The machines are learning rapidly. Possibly the most impressive example is Google DeepMind’s AlphaGo. A year ago, DeepMind announced it had beaten the Go World Champion with a version of their AI programme. Whilst Go rules are simpler than Chess, it is a game of huge complexity. The number of potential moves a programme would have to search is vast - more than a googol (10100) times larger than chess (a number greater than the number of atoms in the Universe!). Creating a “brute force” algorithm searching all possibilities is untenable. This makes its defeat of the best human so impressive. Even more awe-inspiring though, is that less than a year later, a new version, AlphaGoZero, beat this old incarnation 100-0. And the new version had no input from human experts, used only one computer (with four special TPUs) and took only 40 days of training, playing 30 million games against itself in that time. All it knew at the start was the rules of Go.
Geoff Mulgan explained his ideas to address this at The Royal Institution. We were seated in the famous lecture theatre that will be familiar to all aspiring techies, who looked forward to the BBC’s showing of the RI’s Christmas Lecture. Geoff is CEO of NESTA, controlling a budget of over £10m in science and technology research. His CV is impressive being a senior advisor to both Blair and Brown and a self-declared policy polymath. His lecture summarised the ideas in his new book ‘Big Mind: How Collective Intelligence Can Change Our World’.
He provided fascinating examples of the power of collective human intelligence. Starting with the 1906 ‘Wisdom of Crowds” experiment. 800 people rather unpleasantly estimated the weight of a slaughtered Ox to within 1% of its actual value. However, there were flaws to the Ox analysis and there are many counterexamples, where teams, meetings, companies, communities and countries make poor decisions. The collective well-paid minds and technology on Wall Street did not spot the impending financial crash of 2008.
Geoff provided many examples of his vision of creative intelligence already at work. Particularly those that combine humans and AI. My favourite is DuoLingo, an app for learning languages.
Of more important global value, there are several examples aimed at improving global health e.g. AIME (predicting Zika and Dengue outbreaks), NCRAS (UK best practice for cancer treatment) and for monitoring the environment e.g. Planetary Skin and Copernicus.
The conclusion of the talk was led by a plea for collective intelligence to be established as a new science. Whilst there are decades of research on how humans think individually, there is a mere fraction on how we can think more effectively in groups.

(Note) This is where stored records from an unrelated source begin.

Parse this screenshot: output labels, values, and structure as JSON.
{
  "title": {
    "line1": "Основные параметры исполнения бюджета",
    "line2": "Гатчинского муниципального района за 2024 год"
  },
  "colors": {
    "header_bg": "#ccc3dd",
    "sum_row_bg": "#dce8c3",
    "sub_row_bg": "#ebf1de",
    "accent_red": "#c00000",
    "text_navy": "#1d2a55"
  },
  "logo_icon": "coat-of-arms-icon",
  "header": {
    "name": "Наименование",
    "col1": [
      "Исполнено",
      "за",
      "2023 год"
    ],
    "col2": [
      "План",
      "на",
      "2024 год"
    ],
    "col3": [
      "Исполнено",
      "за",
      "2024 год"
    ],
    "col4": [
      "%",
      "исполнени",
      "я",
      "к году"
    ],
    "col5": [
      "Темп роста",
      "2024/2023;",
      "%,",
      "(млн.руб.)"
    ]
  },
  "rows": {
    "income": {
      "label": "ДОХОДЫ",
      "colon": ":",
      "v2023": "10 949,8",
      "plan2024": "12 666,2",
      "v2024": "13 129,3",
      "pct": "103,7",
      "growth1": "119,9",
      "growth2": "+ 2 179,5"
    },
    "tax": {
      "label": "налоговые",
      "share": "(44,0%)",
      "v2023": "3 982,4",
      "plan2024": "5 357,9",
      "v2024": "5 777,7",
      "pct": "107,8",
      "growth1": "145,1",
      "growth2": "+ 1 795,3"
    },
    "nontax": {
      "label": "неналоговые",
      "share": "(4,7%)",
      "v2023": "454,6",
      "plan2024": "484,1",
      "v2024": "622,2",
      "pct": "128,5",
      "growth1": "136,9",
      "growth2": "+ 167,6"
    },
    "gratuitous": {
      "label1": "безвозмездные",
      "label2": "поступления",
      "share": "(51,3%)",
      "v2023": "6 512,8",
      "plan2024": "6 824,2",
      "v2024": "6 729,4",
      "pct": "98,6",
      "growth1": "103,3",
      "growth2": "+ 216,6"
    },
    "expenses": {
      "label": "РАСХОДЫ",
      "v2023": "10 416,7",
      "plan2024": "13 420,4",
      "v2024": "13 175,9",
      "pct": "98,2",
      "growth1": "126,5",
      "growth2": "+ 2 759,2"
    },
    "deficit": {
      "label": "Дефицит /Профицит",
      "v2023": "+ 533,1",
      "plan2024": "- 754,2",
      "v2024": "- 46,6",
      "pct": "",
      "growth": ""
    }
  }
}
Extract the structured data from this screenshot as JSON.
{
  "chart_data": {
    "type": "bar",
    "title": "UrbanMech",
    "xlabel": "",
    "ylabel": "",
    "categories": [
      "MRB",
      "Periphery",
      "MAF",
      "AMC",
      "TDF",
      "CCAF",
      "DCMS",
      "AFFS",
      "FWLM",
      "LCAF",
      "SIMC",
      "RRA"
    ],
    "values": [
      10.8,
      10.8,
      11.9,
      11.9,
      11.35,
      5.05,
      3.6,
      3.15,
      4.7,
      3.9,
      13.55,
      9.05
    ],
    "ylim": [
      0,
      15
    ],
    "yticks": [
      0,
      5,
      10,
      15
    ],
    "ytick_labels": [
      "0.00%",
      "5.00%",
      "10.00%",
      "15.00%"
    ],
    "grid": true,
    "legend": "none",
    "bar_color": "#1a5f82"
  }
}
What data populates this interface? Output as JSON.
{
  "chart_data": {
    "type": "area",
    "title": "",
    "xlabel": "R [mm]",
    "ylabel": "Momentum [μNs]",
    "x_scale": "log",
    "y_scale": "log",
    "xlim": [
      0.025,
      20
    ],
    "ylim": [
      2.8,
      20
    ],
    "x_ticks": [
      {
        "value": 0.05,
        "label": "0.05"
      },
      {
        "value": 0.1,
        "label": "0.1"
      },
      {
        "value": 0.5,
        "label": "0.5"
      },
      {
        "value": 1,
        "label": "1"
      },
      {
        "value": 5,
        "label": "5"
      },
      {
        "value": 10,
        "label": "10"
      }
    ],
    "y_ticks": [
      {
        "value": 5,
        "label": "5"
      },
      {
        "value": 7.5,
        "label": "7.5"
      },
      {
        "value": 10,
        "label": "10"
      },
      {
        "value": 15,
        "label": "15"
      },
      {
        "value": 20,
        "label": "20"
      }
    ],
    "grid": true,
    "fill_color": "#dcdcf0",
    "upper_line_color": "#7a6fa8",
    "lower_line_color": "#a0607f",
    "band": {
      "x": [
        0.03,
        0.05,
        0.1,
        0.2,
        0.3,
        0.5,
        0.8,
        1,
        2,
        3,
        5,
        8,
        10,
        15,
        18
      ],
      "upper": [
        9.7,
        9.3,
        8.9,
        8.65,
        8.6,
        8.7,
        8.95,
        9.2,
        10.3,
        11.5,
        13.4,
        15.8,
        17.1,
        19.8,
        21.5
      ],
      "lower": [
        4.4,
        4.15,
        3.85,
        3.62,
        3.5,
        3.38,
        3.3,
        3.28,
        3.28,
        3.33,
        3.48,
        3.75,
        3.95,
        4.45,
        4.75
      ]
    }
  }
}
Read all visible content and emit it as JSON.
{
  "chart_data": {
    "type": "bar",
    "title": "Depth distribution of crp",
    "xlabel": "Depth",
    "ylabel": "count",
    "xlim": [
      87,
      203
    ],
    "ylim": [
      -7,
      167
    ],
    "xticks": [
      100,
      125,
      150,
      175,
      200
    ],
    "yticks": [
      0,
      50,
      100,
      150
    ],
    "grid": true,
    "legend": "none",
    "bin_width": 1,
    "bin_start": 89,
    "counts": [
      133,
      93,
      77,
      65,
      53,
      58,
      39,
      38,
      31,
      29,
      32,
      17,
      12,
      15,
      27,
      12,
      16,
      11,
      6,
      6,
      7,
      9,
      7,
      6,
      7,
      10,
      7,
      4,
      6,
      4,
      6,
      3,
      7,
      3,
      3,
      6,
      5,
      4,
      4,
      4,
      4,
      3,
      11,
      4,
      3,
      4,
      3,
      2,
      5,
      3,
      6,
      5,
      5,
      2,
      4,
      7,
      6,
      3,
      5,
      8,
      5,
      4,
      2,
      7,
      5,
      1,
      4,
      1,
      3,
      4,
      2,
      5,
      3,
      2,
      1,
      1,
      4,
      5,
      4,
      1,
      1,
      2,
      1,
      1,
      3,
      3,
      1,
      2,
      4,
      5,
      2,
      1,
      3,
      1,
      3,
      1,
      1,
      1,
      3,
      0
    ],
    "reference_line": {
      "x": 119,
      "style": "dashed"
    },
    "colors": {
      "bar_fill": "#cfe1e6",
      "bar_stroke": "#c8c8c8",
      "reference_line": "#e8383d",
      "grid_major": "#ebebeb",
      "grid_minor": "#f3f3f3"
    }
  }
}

I think there are some concerns with the idea of CI. Firstly, does the wisdom of crowds potentially create a statistically "mean" middle-of-the-road solution, missing out on potentially exciting outliers in the tail of the distribution. The model also needs to consider an immune system, particularly when AI is involved.
It is clear from the examples that the way forward will combine human and machine capabilities, using more technology to allow human collaboration at scale. Ultimately though, Geoff’s book predicts that what we may learn from this new collective intelligence may make uncomfortable reading. Its ability to generate new levels of awareness and expand our horizons may just generate discomforting uncertainty about the future.